In contrast to the DEP method, this UV-Vis-based method detects the release of protein and cofactor from a bulk amount of cells and is thus more indirect. It is not possible to monitor individual cells as they cannot be prepared and trapped like in the DEP experiment, and the amount of released protein or cofactor would be too low to be determined. As the results show, the DEP method is much more sensitive in the low concentration range and can well differentiate between 5 and 10% isopropyl alcohol, where the absorbance analysis method reaches its limit. Small ions are not detected with that method but it is very likely that those are outflowing of the cell due to the isopropyl alcohol incubation and causing the change in the DEP trapping observed for the 5% isopropyl alcohol concentration.

Conclusions

We have demonstrated a fast analysis method to study the impact of isopropyl alcohol on E. coli by means of dielectrophoresis. The analysis revealed that already incubation in 5% isopropyl alcohol for 5 min leads to a significant change of the DEP migration behaviour; the polarisability decreased compared to the reference cells. Additionally, we could demonstrate that incubation in isopropyl alcohol of higher concentration, i.e. 10% and 15%, led to increase of the polarisability. Therefore, we conclude that (at least) two different processes took part during the incubation process that led to these two different responses for the different isopropyl alcohol concentrations.

Besides the new DEP analysis, we also conducted established UV-Vis absorbance measurements to determine the amount of proteins and NAD(P)+/NAD(P)H cofactors that were released into the surrounding medium as complementary experiments. The method can differentiate between the released NAD(P)H and protein at different isopropyl alcohol concentrations, especially above 15% isopropyl alcohol. The UV-Vis experiments confirmed that the solvent treatment does lead to a release of inner cell components, but with the current method it will hardly be possible to study the molecular reasons and to differentiate changes in cell response at low isopropyl alcohol concentration around 5% or 10%.

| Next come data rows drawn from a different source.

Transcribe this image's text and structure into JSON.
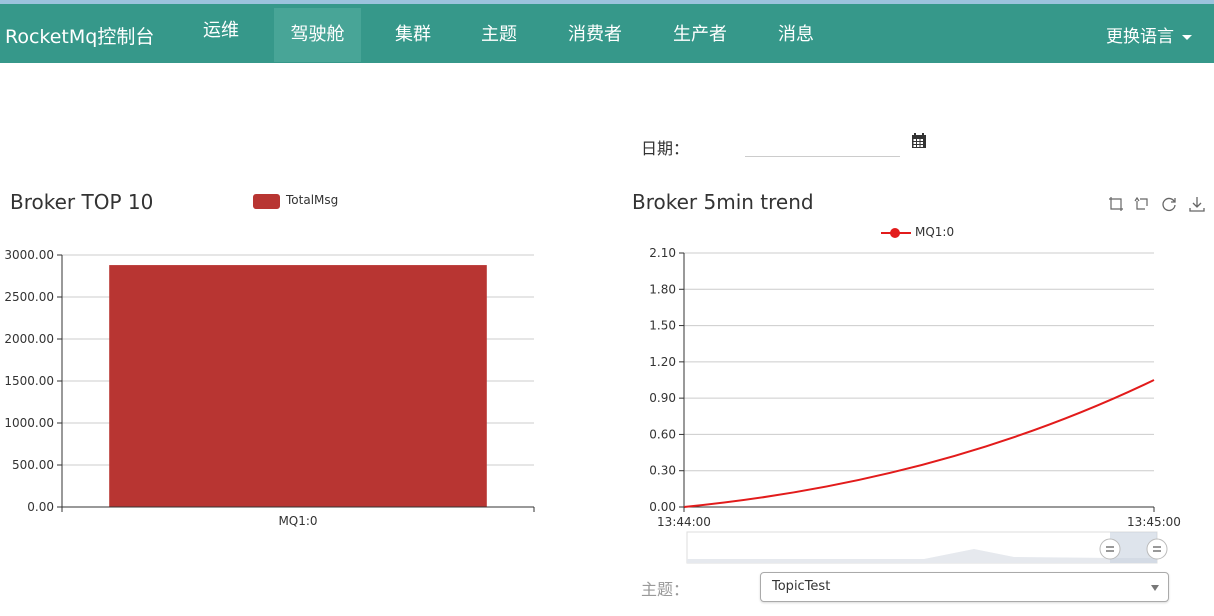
{
  "nav": {
    "brand": "RocketMq控制台",
    "items": [
      {
        "label": "运维"
      },
      {
        "label": "驾驶舱"
      },
      {
        "label": "集群"
      },
      {
        "label": "主题"
      },
      {
        "label": "消费者"
      },
      {
        "label": "生产者"
      },
      {
        "label": "消息"
      }
    ],
    "active_index": 1,
    "language_label": "更换语言"
  },
  "date_filter": {
    "label": "日期：",
    "value": ""
  },
  "colors": {
    "navbar": "#36988a",
    "nav_active": "#48a597",
    "bar": "#b83532",
    "trend_line": "#e21b1b"
  },
  "icons": [
    "calendar-icon",
    "zoom-icon",
    "zoom-reset-icon",
    "restore-icon",
    "download-icon",
    "caret-down-icon"
  ],
  "broker_top": {
    "title": "Broker TOP 10",
    "legend": "TotalMsg"
  },
  "broker_trend": {
    "title": "Broker 5min trend",
    "legend": "MQ1:0"
  },
  "topic_filter": {
    "label": "主题：",
    "selected": "TopicTest"
  },
  "chart_data": [
    {
      "type": "bar",
      "title": "Broker TOP 10",
      "categories": [
        "MQ1:0"
      ],
      "series": [
        {
          "name": "TotalMsg",
          "values": [
            2880
          ]
        }
      ],
      "ylim": [
        0,
        3000
      ],
      "yticks": [
        "0.00",
        "500.00",
        "1000.00",
        "1500.00",
        "2000.00",
        "2500.00",
        "3000.00"
      ],
      "grid": true,
      "legend_position": "top"
    },
    {
      "type": "line",
      "title": "Broker 5min trend",
      "x": [
        "13:44:00",
        "13:45:00"
      ],
      "series": [
        {
          "name": "MQ1:0",
          "values": [
            0,
            1.05
          ]
        }
      ],
      "ylim": [
        0,
        2.1
      ],
      "yticks": [
        "0.00",
        "0.30",
        "0.60",
        "0.90",
        "1.20",
        "1.50",
        "1.80",
        "2.10"
      ],
      "grid": true,
      "legend_position": "top",
      "data_zoom": [
        0.9,
        1.0
      ]
    }
  ]
}
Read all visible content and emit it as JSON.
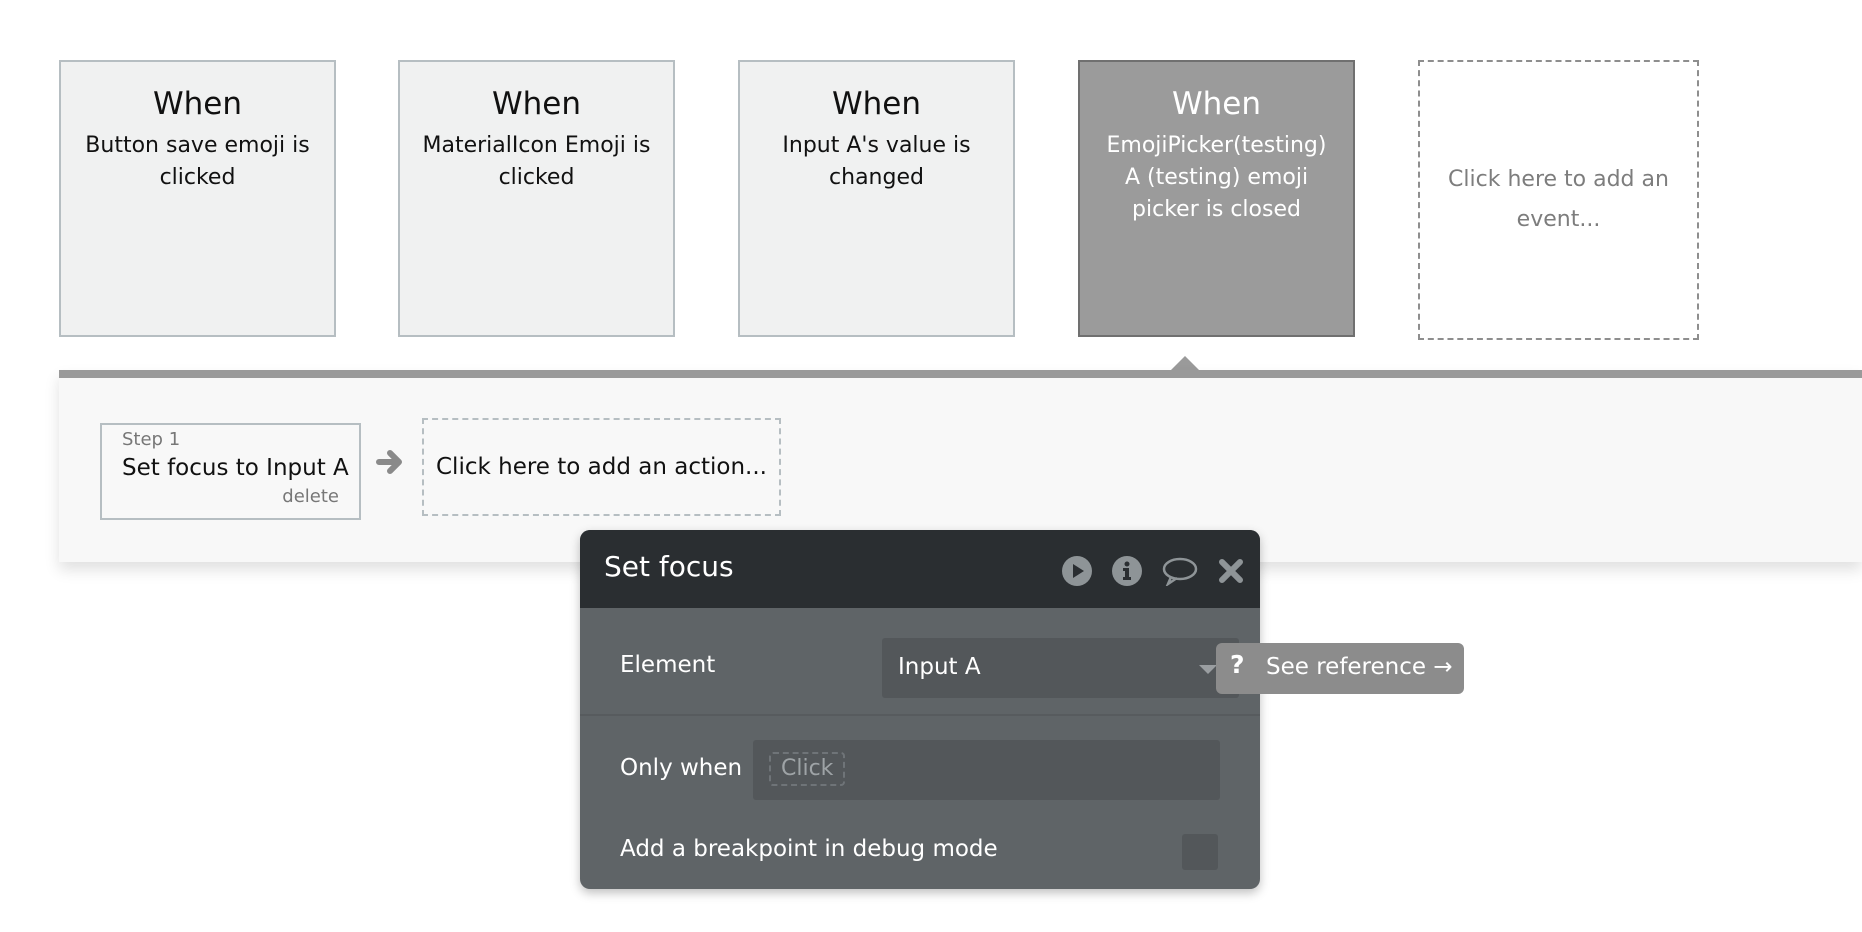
{
  "events": [
    {
      "when": "When",
      "description": "Button save emoji is clicked",
      "selected": false
    },
    {
      "when": "When",
      "description": "MaterialIcon Emoji is clicked",
      "selected": false
    },
    {
      "when": "When",
      "description": "Input A's value is changed",
      "selected": false
    },
    {
      "when": "When",
      "description": "EmojiPicker(testing) A (testing) emoji picker is closed",
      "selected": true
    }
  ],
  "add_event_label": "Click here to add an event...",
  "workflow": {
    "steps": [
      {
        "label": "Step 1",
        "title": "Set focus to Input A",
        "delete_label": "delete"
      }
    ],
    "add_action_label": "Click here to add an action..."
  },
  "dialog": {
    "title": "Set focus",
    "icons": [
      "play-icon",
      "info-icon",
      "comment-icon",
      "close-icon"
    ],
    "element_label": "Element",
    "element_value": "Input A",
    "only_when_label": "Only when",
    "only_when_placeholder": "Click",
    "breakpoint_label": "Add a breakpoint in debug mode",
    "breakpoint_checked": false
  },
  "reference_button": {
    "icon": "?",
    "label": "See reference →"
  },
  "colors": {
    "selected_event": "#9b9b9b",
    "dialog_header": "#2a2e31",
    "dialog_body": "#5f6467",
    "panel_bar": "#9a9a9a"
  }
}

The results of both measurement approaches were in good agreement, though the novel method by dielectrophoresis analysis provided a more sensitive approach with insight into the processes that take place during incubation with isopropyl alcohol. For example, the DEP analysis offers access to distinguish between fast processes, like the incorporation of organic solvents into the membrane and slow processes as the diffusion-driven release of cell compounds, e.g. cofactors, out of the cell. Hence the presented DEP analysis method is a versatile tool for further studies of the impact of organic solvents on whole-cell biocatalysts.